From these three errors you can infer that the client has connected to the telemetry (MQXR)
service, but the service has found an error.
-
Consider what inferences can be drawn from the reason codes that the client produces when the
telemetry (MQXR) service does not respond:
Option |
Description |
REASON_CODE_CLIENT_EXCEPTION
REASON_CODE_CLIENT_TIMEOUT
|
Look for an FDC file at the server; see Server-side logs. When the
telemetry (MQXR) service detects the client has timed out, it writes a first-failure data capture
(FDC) file. It writes an FDC file whenever the connection is unexpectedly broken.
|
The telemetry (MQXR) service might not have responded to the client, and the timeout at the
client expires. The MQ Telemetry
Java client only hangs if the application has set an
indefinite timeout. The client throws one of these exceptions after the timeout set for
MqttClient.Connect expires with an undiagnosed connection problem.
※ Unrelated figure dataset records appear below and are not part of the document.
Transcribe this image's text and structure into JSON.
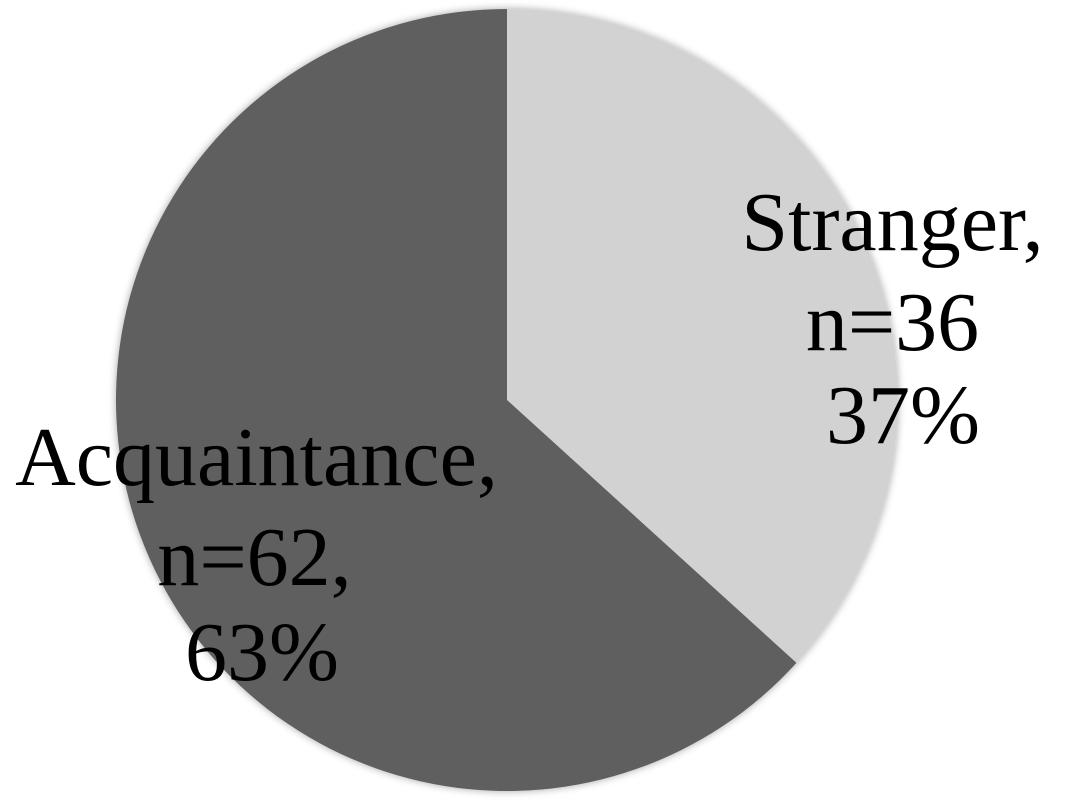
{
  "chart_data": {
    "type": "pie",
    "title": "",
    "slices": [
      {
        "name": "Stranger",
        "value": 36,
        "percent": 37,
        "color": "#d2d2d2",
        "label_lines": [
          "Stranger,",
          "n=36",
          "37%"
        ]
      },
      {
        "name": "Acquaintance",
        "value": 62,
        "percent": 63,
        "color": "#5e5e5e",
        "label_lines": [
          "Acquaintance,",
          "n=62,",
          "63%"
        ]
      }
    ],
    "start_angle": "12 o'clock",
    "direction": "clockwise",
    "legend": "none"
  }
}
Unless you find an FDC file that correlates with the connection failure you cannot infer that the
client tried to connect to the server:
-
Confirm that the client sent a connection request.
-
Does the remote socket address used by the client match the socket address defined for the
telemetry channel?
The default file persistence class in the Java SE MQTT client supplied with IBM® MQ Telemetry creates a folder with the name: clientIdentifier-tcphostNameport or clientIdentifier-sslhostNameport in the client working directory. The folder name tells you the hostName and port used in the connection attempt; see Client-side log files and client-side configuration files.
-
Can you ping the remote server address?
-
Does netstat on the server show the telemetry channel is running on the port
the client is connecting too?
-
Check whether the telemetry (MQXR) service found a problem in the client request.
The telemetry (MQXR) service writes errors it detects into mqxr_n.log, and
the queue manager writes errors into AMQERR01.LOG .
-
Attempt to isolate the problem by running another client.
Run the sample programs on the server platform to eliminate uncertainties about the network
connection, then run the samples on the client platform.
-
Other things to check:
-
Are tens of thousands of MQTT clients trying to
connect at the same time?
Telemetry channels have a queue to buffer a backlog of incoming connections. Connections are
processed in excess of 10,000 a second. The size of the backlog buffer is configurable using the
telemetry channel wizard in IBM MQ Explorer. Its default
size is 4096. Check that the backlog has not been configured to a low value.
-
Are the telemetry (MQXR) service and queue manager still running?
-
Has the client connected to a high availability queue manager that has switched its TCPIP
address?
-
Is a firewall selectively filtering outbound or return data packets?